Monday, May 25, 2015

Celebrate Rosie through the patriarchal glare of our glass ceiling.

           Loraine Osborne, a former 'Rosie the Riveter' who worked at the Willow Run bomber plant.


     On this Memorial day 2015 I choose to remember the persons whose war efforts made the difference, but are rarely credited. Millions of women made contributions to the U.S. World War II effort here at home. These women were branded Rosie the Riveter by song writers Redd Evans and John Jacob Loeb. The term was meant to be affectionately catchy, part of a cheerful song that built Rosie the Riveter up, portraying their contribution to the war effort as invaluable by not only her work on the assembly lines, but also in her purchasing of war bonds.

     The story of Rosie the Riveter is rarely discussed in high-school textbooks. Even less discussed is what happened to the women who filled the spots in the factories vacated by draftees. After the war was over, after the ticker tape parades, when life returned to the new normal, the women who wanted to remain working were laid off en masse.

     The rise of our consumer culture and a new set of social ills during the 1950's and 60's, women began returning to the work place. Positions in the factory were no longer available to most women. The concepts of the stereotypical secretary, nurse, and teacher were re-introduced and reinforced throughout the first two decades following World War II.

     This was a time of rigid gender roles, many of which we still endure today. During these decades, the foundation for our glass ceiling and glaring wage gap was paved. The social factors paved during the 1950's, 60',s and 70's, were ripe with abuse, discrimination and a failure to view women as equal partners in our society. These social continue through this day.

     If your eyes are open, the dominate normative standards of our culture, are not hard to see as abusive and suffocating. The stranglehold our hyper-masculinized patriarchy has on everything is all encompassing. It permeates our language, our attitudes, and all the ways we interact. If a man is not filled with testosterone and  hyper-masculine qualities, he is told to 'grow a pair', or that he is a 'pussy'. Remembering a joke I first heard Betty White tell, I have to laugh.
                                     
(“Why do people say "grow some balls"? Balls are weak and sensitive. If you wanna be tough, grow a vagina. Those things can take a pounding.”)

     This part of our culture is hegemonic in scope. If a man is not masculine enough he is negatively referred to as one of the pejoratives above, or another disparaging ad hominem, which is reserved for males who act outside hetero-normative standards. If a female acts too masculine she is a 'bitch', or a list of words outside the scripted and constructed feminine ideal.


    These paradigms are problematic and abusive in the work place, and spirit crushing at home. Women are forced to walk not one, but several tight ropes, while juggling gender roles between all of her male co-workers, no matter her job title or description. The tight rope of gender roles, the tight rope of language, the tight rope of body language, attitude, the way she speaks to supervisors and many other harrowing circumstances.

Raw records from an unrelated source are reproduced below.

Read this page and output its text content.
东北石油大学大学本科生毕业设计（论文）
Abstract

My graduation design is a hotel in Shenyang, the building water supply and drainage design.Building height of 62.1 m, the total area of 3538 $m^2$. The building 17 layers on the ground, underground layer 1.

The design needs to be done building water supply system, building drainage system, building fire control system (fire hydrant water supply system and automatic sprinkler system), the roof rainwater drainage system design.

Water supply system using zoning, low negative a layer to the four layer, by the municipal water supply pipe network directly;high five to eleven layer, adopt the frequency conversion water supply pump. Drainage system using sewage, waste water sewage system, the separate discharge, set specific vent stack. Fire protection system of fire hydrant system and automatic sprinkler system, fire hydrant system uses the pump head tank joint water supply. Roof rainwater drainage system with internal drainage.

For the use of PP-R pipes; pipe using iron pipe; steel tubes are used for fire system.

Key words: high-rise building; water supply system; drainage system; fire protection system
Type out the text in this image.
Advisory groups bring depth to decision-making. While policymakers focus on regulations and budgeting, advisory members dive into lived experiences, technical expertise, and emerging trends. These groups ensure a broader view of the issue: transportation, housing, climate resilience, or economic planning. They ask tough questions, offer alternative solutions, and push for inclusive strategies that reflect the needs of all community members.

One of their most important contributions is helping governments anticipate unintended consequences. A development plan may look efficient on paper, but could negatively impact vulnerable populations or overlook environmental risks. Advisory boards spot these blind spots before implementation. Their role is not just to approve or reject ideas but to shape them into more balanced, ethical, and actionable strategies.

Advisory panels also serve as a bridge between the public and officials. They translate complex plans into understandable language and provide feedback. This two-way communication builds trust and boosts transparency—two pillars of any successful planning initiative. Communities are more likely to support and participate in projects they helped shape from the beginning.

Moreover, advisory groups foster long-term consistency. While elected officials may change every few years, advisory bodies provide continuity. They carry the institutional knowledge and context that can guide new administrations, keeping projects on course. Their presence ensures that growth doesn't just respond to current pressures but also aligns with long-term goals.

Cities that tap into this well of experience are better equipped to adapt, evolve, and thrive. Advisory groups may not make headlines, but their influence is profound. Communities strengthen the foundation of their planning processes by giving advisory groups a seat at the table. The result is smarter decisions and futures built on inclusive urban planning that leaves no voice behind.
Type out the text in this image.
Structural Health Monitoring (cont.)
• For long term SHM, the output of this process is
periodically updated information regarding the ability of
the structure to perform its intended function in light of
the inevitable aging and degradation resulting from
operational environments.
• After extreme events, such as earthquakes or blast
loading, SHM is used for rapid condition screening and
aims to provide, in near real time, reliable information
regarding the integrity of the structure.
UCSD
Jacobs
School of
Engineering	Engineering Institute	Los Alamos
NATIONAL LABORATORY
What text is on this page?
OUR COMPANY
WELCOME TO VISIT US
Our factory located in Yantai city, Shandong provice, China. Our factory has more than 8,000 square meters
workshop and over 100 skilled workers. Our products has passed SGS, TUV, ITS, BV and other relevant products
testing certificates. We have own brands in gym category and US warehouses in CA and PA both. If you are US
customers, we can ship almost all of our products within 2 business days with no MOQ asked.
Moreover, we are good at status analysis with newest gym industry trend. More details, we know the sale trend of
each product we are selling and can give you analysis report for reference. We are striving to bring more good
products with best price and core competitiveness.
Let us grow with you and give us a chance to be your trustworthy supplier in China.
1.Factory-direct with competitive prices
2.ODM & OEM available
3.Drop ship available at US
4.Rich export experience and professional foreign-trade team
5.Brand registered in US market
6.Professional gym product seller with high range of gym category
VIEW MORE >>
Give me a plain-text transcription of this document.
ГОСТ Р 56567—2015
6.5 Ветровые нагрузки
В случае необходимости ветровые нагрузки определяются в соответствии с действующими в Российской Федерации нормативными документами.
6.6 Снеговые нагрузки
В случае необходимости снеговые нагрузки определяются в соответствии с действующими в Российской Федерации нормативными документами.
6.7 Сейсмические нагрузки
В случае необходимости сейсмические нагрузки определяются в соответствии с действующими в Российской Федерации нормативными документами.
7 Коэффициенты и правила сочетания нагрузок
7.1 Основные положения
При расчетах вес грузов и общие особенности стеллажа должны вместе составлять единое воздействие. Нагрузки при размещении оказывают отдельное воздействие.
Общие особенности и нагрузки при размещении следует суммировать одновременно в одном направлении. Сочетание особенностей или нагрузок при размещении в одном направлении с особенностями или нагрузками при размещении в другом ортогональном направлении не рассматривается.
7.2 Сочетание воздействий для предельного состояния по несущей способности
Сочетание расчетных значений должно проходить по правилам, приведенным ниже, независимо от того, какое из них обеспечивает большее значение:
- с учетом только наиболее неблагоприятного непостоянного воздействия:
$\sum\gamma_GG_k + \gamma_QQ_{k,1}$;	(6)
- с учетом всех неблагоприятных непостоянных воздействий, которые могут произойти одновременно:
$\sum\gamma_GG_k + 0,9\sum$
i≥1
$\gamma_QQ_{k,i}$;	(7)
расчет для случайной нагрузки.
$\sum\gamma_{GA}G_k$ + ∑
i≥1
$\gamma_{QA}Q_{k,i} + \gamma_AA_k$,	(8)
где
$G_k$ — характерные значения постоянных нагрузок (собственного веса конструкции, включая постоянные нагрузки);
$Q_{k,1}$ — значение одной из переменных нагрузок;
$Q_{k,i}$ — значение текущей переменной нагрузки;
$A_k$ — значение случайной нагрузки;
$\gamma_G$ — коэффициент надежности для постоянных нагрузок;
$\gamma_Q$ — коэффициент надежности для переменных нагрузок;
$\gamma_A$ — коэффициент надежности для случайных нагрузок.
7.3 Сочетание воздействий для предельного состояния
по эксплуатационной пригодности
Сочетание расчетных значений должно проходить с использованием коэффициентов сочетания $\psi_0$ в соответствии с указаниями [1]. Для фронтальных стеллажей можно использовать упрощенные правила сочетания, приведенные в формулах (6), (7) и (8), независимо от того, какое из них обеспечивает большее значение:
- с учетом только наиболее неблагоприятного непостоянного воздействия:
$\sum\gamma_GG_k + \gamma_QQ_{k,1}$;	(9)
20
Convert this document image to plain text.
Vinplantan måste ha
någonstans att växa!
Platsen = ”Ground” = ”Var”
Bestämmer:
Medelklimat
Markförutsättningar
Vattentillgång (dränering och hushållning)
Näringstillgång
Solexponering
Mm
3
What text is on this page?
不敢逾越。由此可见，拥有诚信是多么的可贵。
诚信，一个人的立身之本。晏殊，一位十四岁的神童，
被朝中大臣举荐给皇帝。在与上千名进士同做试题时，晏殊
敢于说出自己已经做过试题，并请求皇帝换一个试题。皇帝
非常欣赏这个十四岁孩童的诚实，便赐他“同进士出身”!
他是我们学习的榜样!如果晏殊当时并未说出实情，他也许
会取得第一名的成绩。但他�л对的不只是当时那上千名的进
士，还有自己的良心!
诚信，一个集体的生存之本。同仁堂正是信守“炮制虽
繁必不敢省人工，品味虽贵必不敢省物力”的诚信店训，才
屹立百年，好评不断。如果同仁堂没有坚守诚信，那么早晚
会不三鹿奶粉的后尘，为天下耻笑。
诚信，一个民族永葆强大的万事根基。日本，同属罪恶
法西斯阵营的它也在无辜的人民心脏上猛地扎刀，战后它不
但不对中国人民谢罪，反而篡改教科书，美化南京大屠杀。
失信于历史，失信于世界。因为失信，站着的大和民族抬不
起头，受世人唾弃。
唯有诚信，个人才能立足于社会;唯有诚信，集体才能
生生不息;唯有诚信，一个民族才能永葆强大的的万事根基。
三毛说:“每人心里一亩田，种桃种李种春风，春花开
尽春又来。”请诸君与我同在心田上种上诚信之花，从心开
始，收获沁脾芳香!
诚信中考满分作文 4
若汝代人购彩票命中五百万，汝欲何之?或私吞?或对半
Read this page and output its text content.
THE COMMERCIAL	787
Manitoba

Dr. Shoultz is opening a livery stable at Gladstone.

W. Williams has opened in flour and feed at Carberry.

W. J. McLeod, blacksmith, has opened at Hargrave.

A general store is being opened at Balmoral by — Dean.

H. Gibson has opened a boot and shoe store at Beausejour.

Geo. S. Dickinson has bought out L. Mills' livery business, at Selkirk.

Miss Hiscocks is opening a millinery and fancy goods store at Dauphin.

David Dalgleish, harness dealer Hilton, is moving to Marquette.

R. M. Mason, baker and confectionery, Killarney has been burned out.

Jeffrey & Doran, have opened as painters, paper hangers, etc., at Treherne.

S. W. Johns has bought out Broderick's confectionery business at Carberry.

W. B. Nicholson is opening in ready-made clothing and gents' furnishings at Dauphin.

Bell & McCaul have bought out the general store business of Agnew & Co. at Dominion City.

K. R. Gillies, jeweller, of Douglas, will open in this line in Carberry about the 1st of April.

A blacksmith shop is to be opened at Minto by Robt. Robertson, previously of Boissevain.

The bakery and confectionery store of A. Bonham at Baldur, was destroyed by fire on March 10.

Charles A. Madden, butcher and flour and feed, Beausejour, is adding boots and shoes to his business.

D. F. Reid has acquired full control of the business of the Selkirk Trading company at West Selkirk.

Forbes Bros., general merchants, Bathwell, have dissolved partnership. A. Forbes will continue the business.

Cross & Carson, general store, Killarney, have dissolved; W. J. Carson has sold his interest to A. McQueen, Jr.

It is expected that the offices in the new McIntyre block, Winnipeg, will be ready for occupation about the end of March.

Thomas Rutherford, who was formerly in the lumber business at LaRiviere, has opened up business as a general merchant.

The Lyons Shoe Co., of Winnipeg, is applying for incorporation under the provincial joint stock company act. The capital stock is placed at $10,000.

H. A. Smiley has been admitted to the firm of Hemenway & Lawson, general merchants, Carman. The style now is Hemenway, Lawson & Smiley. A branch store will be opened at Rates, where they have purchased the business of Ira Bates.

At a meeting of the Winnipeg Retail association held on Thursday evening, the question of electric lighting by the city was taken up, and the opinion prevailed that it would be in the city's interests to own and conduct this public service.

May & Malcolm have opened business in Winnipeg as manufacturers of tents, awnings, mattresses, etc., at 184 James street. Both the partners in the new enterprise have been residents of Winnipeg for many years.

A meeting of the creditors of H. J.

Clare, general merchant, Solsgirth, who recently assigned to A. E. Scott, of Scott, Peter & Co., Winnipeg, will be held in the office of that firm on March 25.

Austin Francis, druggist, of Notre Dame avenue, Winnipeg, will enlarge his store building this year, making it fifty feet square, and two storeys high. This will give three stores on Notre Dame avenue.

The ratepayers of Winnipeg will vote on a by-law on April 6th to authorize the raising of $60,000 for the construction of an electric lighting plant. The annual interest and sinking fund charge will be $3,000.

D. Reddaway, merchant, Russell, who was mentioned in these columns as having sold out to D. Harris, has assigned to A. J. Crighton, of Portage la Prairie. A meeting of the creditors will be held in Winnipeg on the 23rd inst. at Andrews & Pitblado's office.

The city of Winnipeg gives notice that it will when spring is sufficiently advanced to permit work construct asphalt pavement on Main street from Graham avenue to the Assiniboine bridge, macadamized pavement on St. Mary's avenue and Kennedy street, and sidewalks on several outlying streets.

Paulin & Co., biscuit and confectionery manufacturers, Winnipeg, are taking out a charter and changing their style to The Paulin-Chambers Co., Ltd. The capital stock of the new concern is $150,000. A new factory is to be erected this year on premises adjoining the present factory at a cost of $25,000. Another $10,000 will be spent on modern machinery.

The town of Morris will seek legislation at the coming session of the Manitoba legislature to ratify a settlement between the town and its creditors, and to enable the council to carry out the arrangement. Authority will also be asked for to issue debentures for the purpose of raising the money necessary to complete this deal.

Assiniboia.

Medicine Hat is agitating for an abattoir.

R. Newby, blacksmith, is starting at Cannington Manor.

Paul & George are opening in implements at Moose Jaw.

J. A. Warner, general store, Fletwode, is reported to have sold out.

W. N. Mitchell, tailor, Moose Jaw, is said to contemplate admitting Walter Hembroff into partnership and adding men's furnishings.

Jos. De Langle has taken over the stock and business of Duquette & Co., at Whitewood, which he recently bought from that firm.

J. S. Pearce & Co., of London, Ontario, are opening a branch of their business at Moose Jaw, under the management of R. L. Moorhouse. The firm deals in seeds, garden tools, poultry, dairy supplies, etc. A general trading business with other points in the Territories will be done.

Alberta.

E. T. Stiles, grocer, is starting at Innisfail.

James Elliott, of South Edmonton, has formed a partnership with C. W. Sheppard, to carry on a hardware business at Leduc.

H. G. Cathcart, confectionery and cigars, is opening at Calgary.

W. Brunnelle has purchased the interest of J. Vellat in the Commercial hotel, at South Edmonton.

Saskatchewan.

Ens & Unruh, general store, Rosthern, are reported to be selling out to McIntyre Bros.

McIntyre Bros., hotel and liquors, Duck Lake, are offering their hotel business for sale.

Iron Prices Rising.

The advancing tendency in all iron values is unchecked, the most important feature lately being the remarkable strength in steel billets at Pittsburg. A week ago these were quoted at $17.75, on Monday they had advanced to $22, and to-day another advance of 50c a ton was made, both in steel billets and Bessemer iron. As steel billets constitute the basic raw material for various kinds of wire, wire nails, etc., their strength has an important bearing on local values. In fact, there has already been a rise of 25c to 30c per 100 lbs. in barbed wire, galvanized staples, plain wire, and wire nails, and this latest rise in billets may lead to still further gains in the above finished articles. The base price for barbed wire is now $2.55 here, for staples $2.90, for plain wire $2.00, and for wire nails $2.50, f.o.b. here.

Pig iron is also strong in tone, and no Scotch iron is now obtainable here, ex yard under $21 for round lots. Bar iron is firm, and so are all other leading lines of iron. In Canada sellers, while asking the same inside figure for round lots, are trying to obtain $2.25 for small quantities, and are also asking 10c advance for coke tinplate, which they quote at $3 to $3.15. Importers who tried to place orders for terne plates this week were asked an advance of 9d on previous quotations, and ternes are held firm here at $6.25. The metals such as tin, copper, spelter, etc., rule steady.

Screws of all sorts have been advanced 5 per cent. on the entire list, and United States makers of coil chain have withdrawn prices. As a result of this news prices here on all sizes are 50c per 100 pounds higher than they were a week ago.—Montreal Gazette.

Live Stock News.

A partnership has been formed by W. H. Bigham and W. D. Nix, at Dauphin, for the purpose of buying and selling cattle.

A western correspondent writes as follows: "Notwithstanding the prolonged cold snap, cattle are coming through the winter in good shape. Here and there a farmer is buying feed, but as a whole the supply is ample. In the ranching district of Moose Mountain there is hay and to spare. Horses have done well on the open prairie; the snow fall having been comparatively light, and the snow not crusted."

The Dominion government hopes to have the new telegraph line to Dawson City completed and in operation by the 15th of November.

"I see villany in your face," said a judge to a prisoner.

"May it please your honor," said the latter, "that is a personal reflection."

    It is these social relations within a totalitarian and unfair work place that dominate our day-to-day lives. I cannot ever claim to fully understand the frustration women feel. The fact of the matter is, I lack the epistemic privilege to fully comprehend the indignity suffered by females in our society. However, I'd have to suffer from a serious case of cognitive dissonance to not realize the unequal relationships of power between men and women in our society. I can also empathize and hope to recognize the daily stressors women experience. Most men are incapable of even the simplest realization of the attitudinal and linguistic double standards. I refuse to be most men. It is my job to foster a new consciousness among "most men".

     Too many Muricans are glorifying the "ultimate sacrifice" while cranking up the Lee Greenwood. Let us remember Rosie and all women in the work place and at home who are treated as second class citizens, under-valued, and widely unappreciated in our lives and our society. How are we free when half of our population is routinely discriminated against?
                                         
     My attempt to engage with why feminism is needed in the work place falls short of recognizing all of the sources of subjugation placed on women in our culture. I plan to re-visit this topic in the near future. I hope to further explore the glass ceiling, the wage gap, discrimination, harassment in the work place, re-productive rights, and all relative topics. It is my hope that I can support in solidarity the world wide Women's movement. I cannot wait to hear your voices of leadership, especially from the rank and file members of our female work force.

     If you read this far down, thank you so very much. Let me know if I got anything wrong, made grammatical errors or missed the mark.